While the international community has set a target on toilets, it has not set one on wastewater management, as is the case in Europe. Many governments in so-called developing countries make commitments on sanitation with only human waste in mind, which is essential, but do not take into account agricultural and industrial waste.
Today we are still far from what a complete sanitation service should cover, i.e. the evacuation, transport and treatment of dirty water. the degree of recycling of treated waste and the possible return of the non-recycled part to the natural environment.
While ensuring access to clean water as a basic human right was included in the Millennium Commitments Declaration in 2000, it was only two years later, at the Earth Summit in Johannesburg in 2002, that a new target on sanitation emerged.
Between 2002 and 2006, progress remains slow, with the exception of North Africa. The WHO 2006 Report shows that between 1990 and 2006, the number of people without basic sanitation decreased by only 98 million. Coverage is systematically increasing more slowly in rural areas than in urban areas. However, in most so-called developing countries, migration to cities, combined with the natural growth of the urban population due to population pressure, increases the number of unserved urban dwellers.
A symbolic breakthrough came in 2008 with the proclamation by the United Nations of the International Year of Sanitation.
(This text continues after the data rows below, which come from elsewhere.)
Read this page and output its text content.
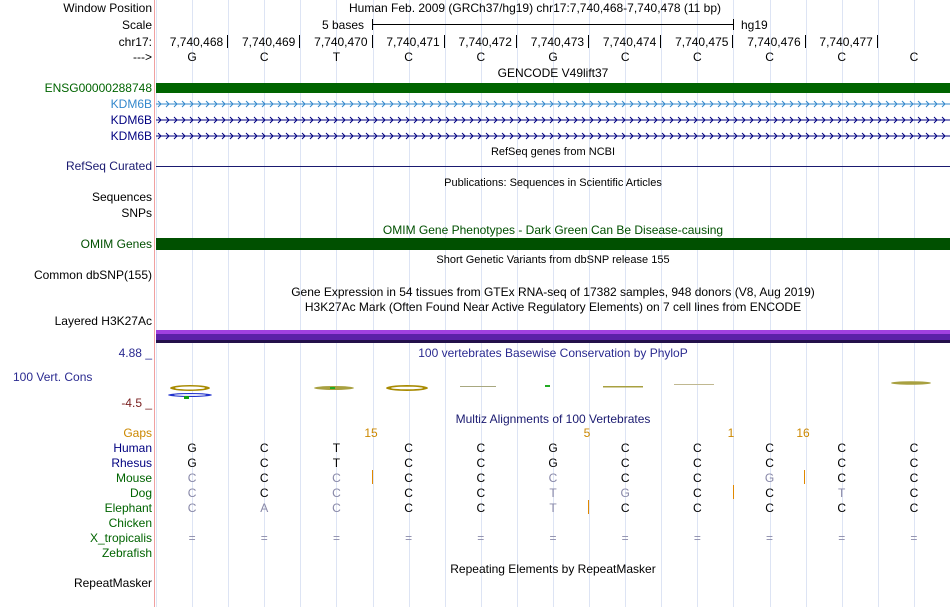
Window Position	Human Feb. 2009 (GRCh37/hg19) chr17:7,740,468-7,740,478 (11 bp)
Scale	5 bases	hg19
chr17: 7,740,468 7,740,469 7,740,470 7,740,471 7,740,472 7,740,473 7,740,474 7,740,475 7,740,476 7,740,477
--->	G	C	T	C	C	G	C	C	C	C	C
GENCODE V49lift37
ENSG00000288748
KDM6B
KDM6B
KDM6B
RefSeq genes from NCBI
RefSeq Curated
Publications: Sequences in Scientific Articles
Sequences
SNPs
OMIM Gene Phenotypes - Dark Green Can Be Disease-causing
OMIM Genes
Short Genetic Variants from dbSNP release 155
Common dbSNP(155)
Gene Expression in 54 tissues from GTEx RNA-seq of 17382 samples, 948 donors (V8, Aug 2019)
H3K27Ac Mark (Often Found Near Active Regulatory Elements) on 7 cell lines from ENCODE
Layered H3K27Ac
100 vertebrates Basewise Conservation by PhyloP
4.88 _
100 Vert. Cons
-4.5 _
Multiz Alignments of 100 Vertebrates
Gaps	15	5	1	16
Human	G	C	T	C	C	G	C	C	C	C	C
Rhesus	G	C	T	C	C	G	C	C	C	C	C
Mouse	C	C	C	C	C	C	C	C	G	C	C
Dog	C	C	C	C	C	T	G	C	C	T	C
Elephant	C	A	C	C	C	T	C	C	C	C	C
Chicken
X_tropicalis	=	=	=	=	=	=	=	=	=	=	=
Zebrafish
Repeating Elements by RepeatMasker
RepeatMasker
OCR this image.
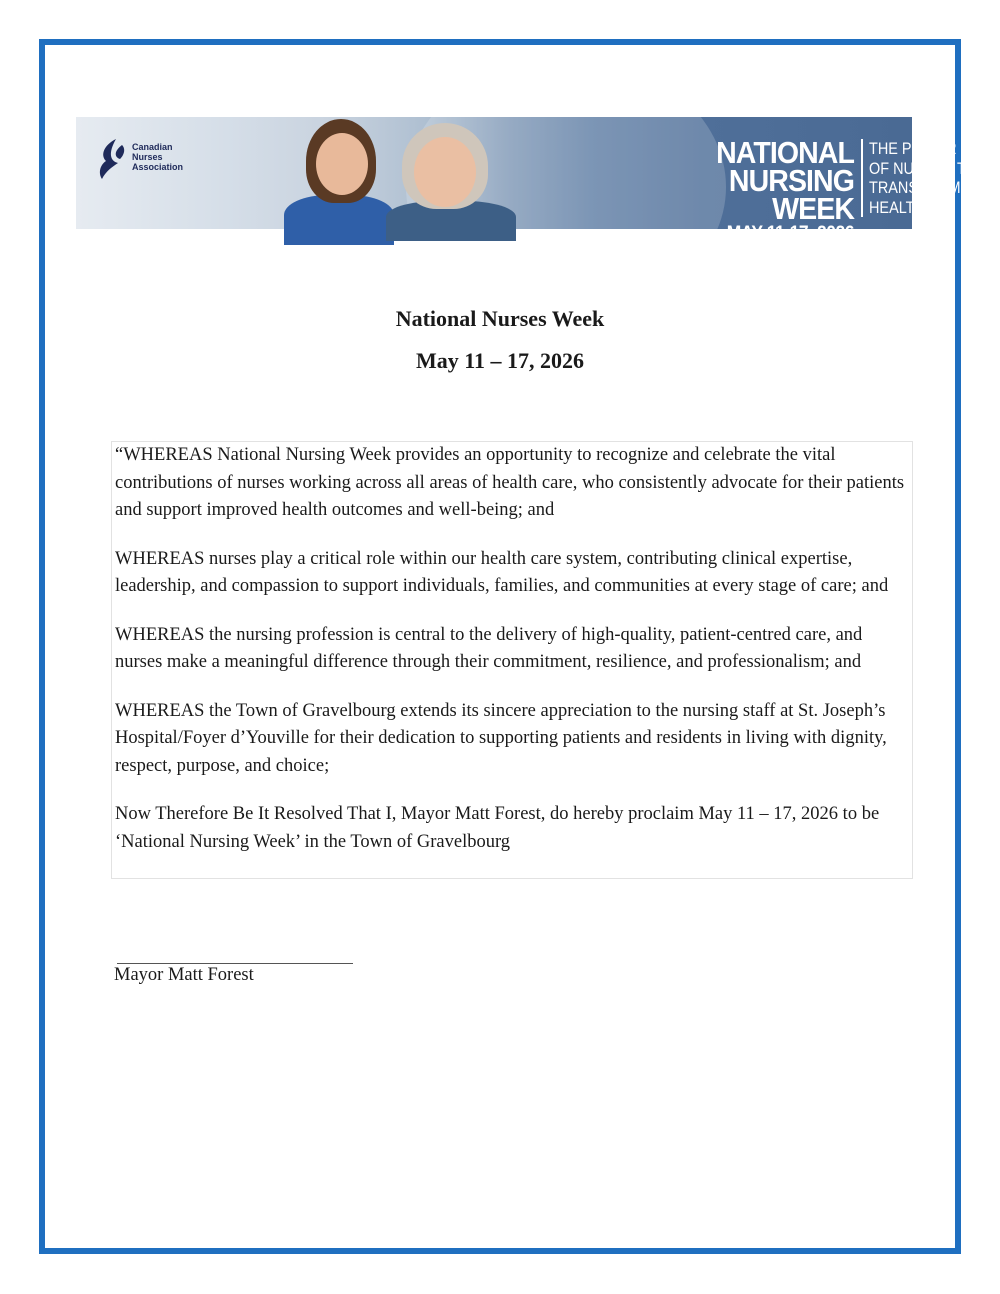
Canadian
Nurses
Association	NATIONAL
NURSING WEEK
MAY 11-17, 2026
THE POWER
OF NURSES TO
TRANSFORM
HEALTH
National Nurses Week
May 11 – 17, 2026

“WHEREAS National Nursing Week provides an opportunity to recognize and celebrate the vital contributions of nurses working across all areas of health care, who consistently advocate for their patients and support improved health outcomes and well-being; and

WHEREAS nurses play a critical role within our health care system, contributing clinical expertise, leadership, and compassion to support individuals, families, and communities at every stage of care; and

WHEREAS the nursing profession is central to the delivery of high-quality, patient-centred care, and nurses make a meaningful difference through their commitment, resilience, and professionalism; and

WHEREAS the Town of Gravelbourg extends its sincere appreciation to the nursing staff at St. Joseph’s Hospital/Foyer d’Youville for their dedication to supporting patients and residents in living with dignity, respect, purpose, and choice;

Now Therefore Be It Resolved That I, Mayor Matt Forest, do hereby proclaim May 11 – 17, 2026 to be ‘National Nursing Week’ in the Town of Gravelbourg

Mayor Matt Forest
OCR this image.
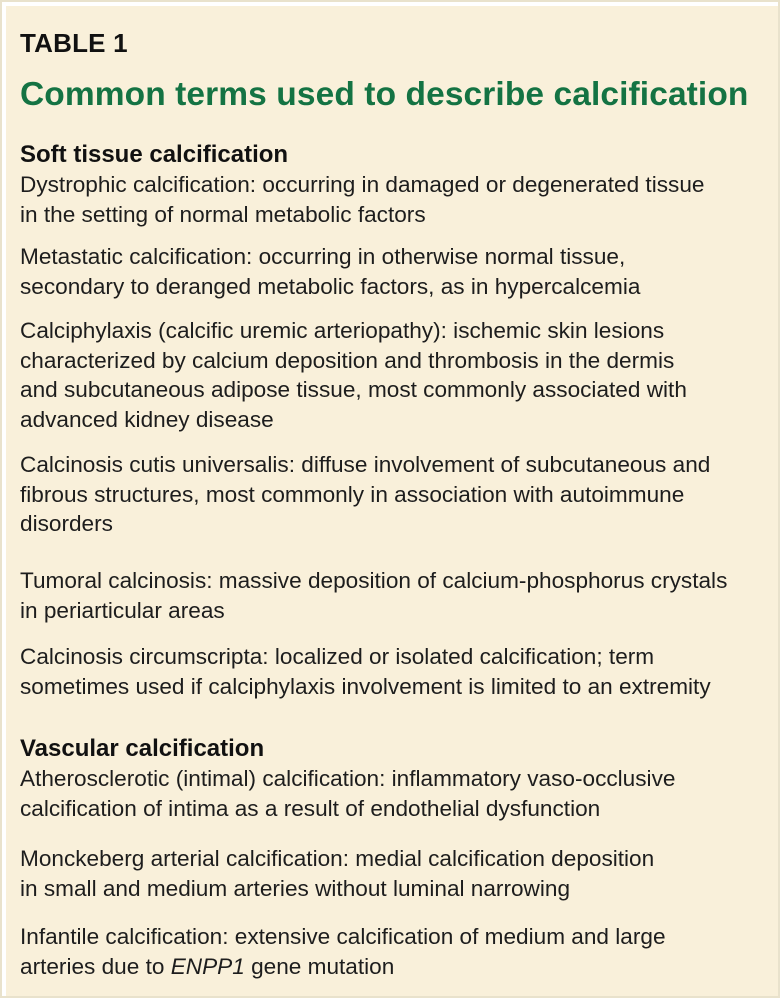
TABLE 1
Common terms used to describe calcification
Soft tissue calcification
Dystrophic calcification: occurring in damaged or degenerated tissue
in the setting of normal metabolic factors
Metastatic calcification: occurring in otherwise normal tissue,
secondary to deranged metabolic factors, as in hypercalcemia
Calciphylaxis (calcific uremic arteriopathy): ischemic skin lesions
characterized by calcium deposition and thrombosis in the dermis
and subcutaneous adipose tissue, most commonly associated with
advanced kidney disease
Calcinosis cutis universalis: diffuse involvement of subcutaneous and
fibrous structures, most commonly in association with autoimmune
disorders
Tumoral calcinosis: massive deposition of calcium-phosphorus crystals
in periarticular areas
Calcinosis circumscripta: localized or isolated calcification; term
sometimes used if calciphylaxis involvement is limited to an extremity
Vascular calcification
Atherosclerotic (intimal) calcification: inflammatory vaso-occlusive
calcification of intima as a result of endothelial dysfunction
Monckeberg arterial calcification: medial calcification deposition
in small and medium arteries without luminal narrowing
Infantile calcification: extensive calcification of medium and large
arteries due to ENPP1 gene mutation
It provided an opportunity to spotlight the efforts made by some countries and to launch several initiatives to address the global sanitation crisis, including the establishment of a UN-Water Task Force on Sanitation.
The United Nations Agenda 2030, adopted in 2015, acknowledged the central role of sanitation in sustainable development and adopted a dedicated Goal. The integrated vision of the new Programme will provide a better understanding of the linkages between the components of development.
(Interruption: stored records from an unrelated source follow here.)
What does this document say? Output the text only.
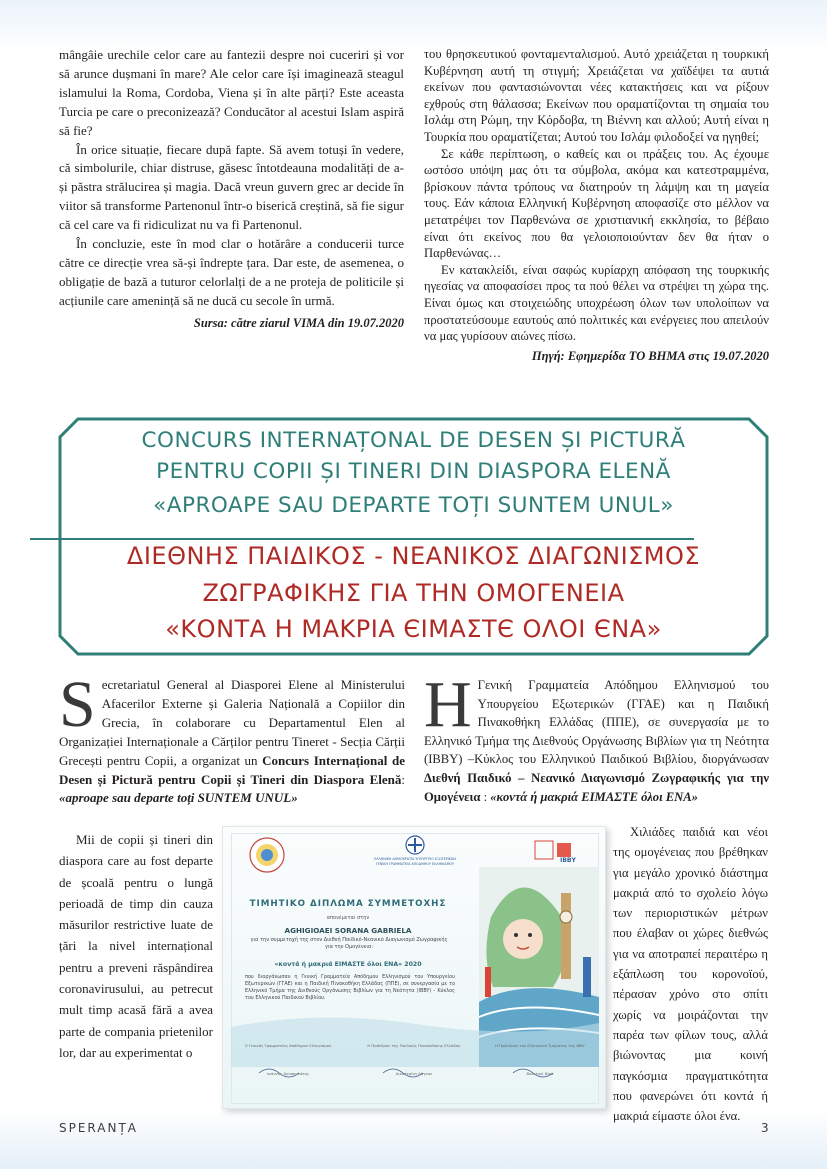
mângâie urechile celor care au fantezii despre noi cuceriri și vor să arunce dușmani în mare? Ale celor care își imaginează steagul islamului la Roma, Cordoba, Viena și în alte părți? Este aceasta Turcia pe care o preconizează? Conducător al acestui Islam aspiră să fie?

În orice situație, fiecare după fapte. Să avem totuși în vedere, că simbolurile, chiar distruse, găsesc întotdeauna modalități de a-și păstra strălucirea și magia. Dacă vreun guvern grec ar decide în viitor să transforme Partenonul într-o biserică creștină, să fie sigur că cel care va fi ridiculizat nu va fi Partenonul.

În concluzie, este în mod clar o hotărâre a conducerii turce către ce direcție vrea să-și îndrepte țara. Dar este, de asemenea, o obligație de bază a tuturor celorlalți de a ne proteja de politicile și acțiunile care amenință să ne ducă cu secole în urmă.

Sursa: către ziarul VIMA din 19.07.2020

του θρησκευτικού φονταμενταλισμού. Αυτό χρειάζεται η τουρκική Κυβέρνηση αυτή τη στιγμή; Χρειάζεται να χαϊδέψει τα αυτιά εκείνων που φαντασιώνονται νέες κατακτήσεις και να ρίξουν εχθρούς στη θάλασσα; Εκείνων που οραματίζονται τη σημαία του Ισλάμ στη Ρώμη, την Κόρδοβα, τη Βιέννη και αλλού; Αυτή είναι η Τουρκία που οραματίζεται; Αυτού του Ισλάμ φιλοδοξεί να ηγηθεί;

Σε κάθε περίπτωση, ο καθείς και οι πράξεις του. Ας έχουμε ωστόσο υπόψη μας ότι τα σύμβολα, ακόμα και κατεστραμμένα, βρίσκουν πάντα τρόπους να διατηρούν τη λάμψη και τη μαγεία τους. Εάν κάποια Ελληνική Κυβέρνηση αποφασίζε στο μέλλον να μετατρέψει τον Παρθενώνα σε χριστιανική εκκλησία, το βέβαιο είναι ότι εκείνος που θα γελοιοποιούνταν δεν θα ήταν ο Παρθενώνας…

Εν κατακλείδι, είναι σαφώς κυρίαρχη απόφαση της τουρκικής ηγεσίας να αποφασίσει προς τα πού θέλει να στρέψει τη χώρα της. Είναι όμως και στοιχειώδης υποχρέωση όλων των υπολοίπων να προστατεύσουμε εαυτούς από πολιτικές και ενέργειες που απειλούν να μας γυρίσουν αιώνες πίσω.

Πηγή: Εφημερίδα ΤΟ ΒΗΜΑ στις 19.07.2020
CONCURS INTERNAȚONAL DE DESEN ȘI PICTURĂ
PENTRU COPII ȘI TINERI DIN DIASPORA ELENĂ
«APROAPE SAU DEPARTE TOȚI SUNTEM UNUL»
ΔΙΕΘΝΗΣ ΠΑΙΔΙΚΟΣ - ΝΕΑΝΙΚΟΣ ΔΙΑΓΩΝΙΣΜΟΣ
ΖΩΓΡΑΦΙΚΗΣ ΓΙΑ ΤΗΝ ΟΜΟΓΕΝΕΙΑ
«ΚΟΝΤΑ Η ΜΑΚΡΙΑ ЄΙΜΑΣΤЄ ΟΛΟΙ ЄΝΑ»
Secretariatul General al Diasporei Elene al Ministerului Afacerilor Externe și Galeria Națională a Copiilor din Grecia, în colaborare cu Departamentul Elen al Organizației Internaționale a Cărților pentru Tineret - Secția Cărții Grecești pentru Copii, a organizat un Concurs Internațional de Desen și Pictură pentru Copii și Tineri din Diaspora Elenă: «aproape sau departe toți SUNTEM UNUL»

Mii de copii și tineri din diaspora care au fost departe de școală pentru o lungă perioadă de timp din cauza măsurilor restrictive luate de țări la nivel internațional pentru a preveni răspândirea coronavirusului, au petrecut mult timp acasă fără a avea parte de compania prietenilor lor, dar au experimentat o

H Γενική Γραμματεία Απόδημου Ελληνισμού του Υπουργείου Εξωτερικών (ΓΓΑΕ) και η Παιδική Πινακοθήκη Ελλάδας (ΠΠΕ), σε συνεργασία με το Ελληνικό Τμήμα της Διεθνούς Οργάνωσης Βιβλίων για τη Νεότητα (IBBY) –Κύκλος του Ελληνικού Παιδικού Βιβλίου, διοργάνωσαν Διεθνή Παιδικό – Νεανικό Διαγωνισμό Ζωγραφικής για την Ομογένεια : «κοντά ή μακριά ΕΙΜΑΣΤΕ όλοι ΕΝΑ»

Χιλιάδες παιδιά και νέοι της ομογένειας που βρέθηκαν για μεγάλο χρονικό διάστημα μακριά από το σχολείο λόγω των περιοριστικών μέτρων που έλαβαν οι χώρες διεθνώς για να αποτραπεί περαιτέρω η εξάπλωση του κορονοϊού, πέρασαν χρόνο στο σπίτι χωρίς να μοιράζονται την παρέα των φίλων τους, αλλά βιώνοντας μια κοινή παγκόσμια πραγματικότητα που φανερώνει ότι κοντά ή μακριά είμαστε όλοι ένα.

ΕΛΛΗΝΙΚΗ ΔΗΜΟΚΡΑΤΙΑ ΥΠΟΥΡΓΕΙΟ ΕΞΩΤΕΡΙΚΩΝ ΓΕΝΙΚΗ ΓΡΑΜΜΑΤΕΙΑ ΑΠΟΔΗΜΟΥ ΕΛΛΗΝΙΣΜΟΥ	ΙΒΒΥ
ΤΙΜΗΤΙΚΟ ΔΙΠΛΩΜΑ ΣΥΜΜΕΤΟΧΗΣ
απονέμεται στην
AGHIGIOAEI SORANA GABRIELA
για την συμμετοχή της στον Διεθνή Παιδικό-Νεανικό Διαγωνισμό Ζωγραφικής για την Ομογένεια:
«κοντά ή μακριά ΕΙΜΑΣΤΕ όλοι ΕΝΑ» 2020
που διοργάνωσαν η Γενική Γραμματεία Απόδημου Ελληνισμού του Υπουργείου Εξωτερικών (ΓΓΑΕ) και η Παιδική Πινακοθήκη Ελλάδας (ΠΠΕ), σε συνεργασία με το Ελληνικό Τμήμα της Διεθνούς Οργάνωσης Βιβλίων για τη Νεότητα (IBBY) - Κύκλος του Ελληνικού Παιδικού Βιβλίου.
Ο Γενικός Γραμματέας Απόδημου Ελληνισμού	Η Πρόεδρος της Παιδικής Πινακοθήκης Ελλάδας	Η Πρόεδρος του Ελληνικού Τμήματος της IBBY
Ιωάννης Χρυσουλάκης	Αικατερίνη Λάγκου	Βασιλική Νίκα
SPERANȚA	3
"The Call to Action for Sanitation was launched in 2013 and we set ourselves the goal of ending open defecation by 2025. (…) »
Ban Ki Moon, Secretary General of the United Nations. November 2015
On 28 July 2010, the United Nations officially recognised access to water and sanitation as a basic human right. This recognition was complemented in September 2010 by a resolution of the Office of the High Commissioner for Human Rights in Geneva, defining the means to be mobilized, the legal framework and the responsibility of States with regard to this new right, thus complementing the conclusions of Catarina de Albuquerque, independent expert of the United Nations, on the need to make access to sanitation not only a human rights imperative, but a distinct human right in itself.
On 21 November 2013, the resolution adopted by consensus at the United Nations General Assembly gave a new strong political signal in favour of the right to water. There is now an international legal act that proves the recognition of the right to water and sanitation at the international level. It is up to member countries to ratify it at their level.
On 17 December 2015, the United Nations General Assembly adopted a resolution that recognised for the first time the distinction between the right to water and the right to sanitation. "The human right to sanitation must enable everyone, without discrimination, to have physical and affordable access to sanitation facilities, in all spheres of life, that are safe, hygienic, secure, socially and culturally acceptable, that preserve privacy and ensure dignity." While this is an important step in the recognition of this essential service, sanitation has yet to be recognised as a complete wastewater collection and management system, not just a toilet facility.
(Re)sources, which has consistently promoted and defended the theme of the right to water and sanitation since its inception, welcomes this recognition as a first step in increasing the pressure on States.
* The rights to water and sanitation must be indivisible. The recognition of a right to water provides the means to replenish the resource. It is therefore inseparable from a long-term environmental and climatic concern.
* It is a comprehensive right - water and sanitation - at the heart of the right to health, which implies improving access, use and disposal at the same time.
* While the content of the right to water is specified - water must be safe, accessible, available, affordable and provided without discrimination - the right to sanitation requires a precise definition of what "sanitation" is, so that it can have a real content and become a reality. An effort of political will must be made to make available financial resources and public participation that are not commensurate with the little that is achieved today.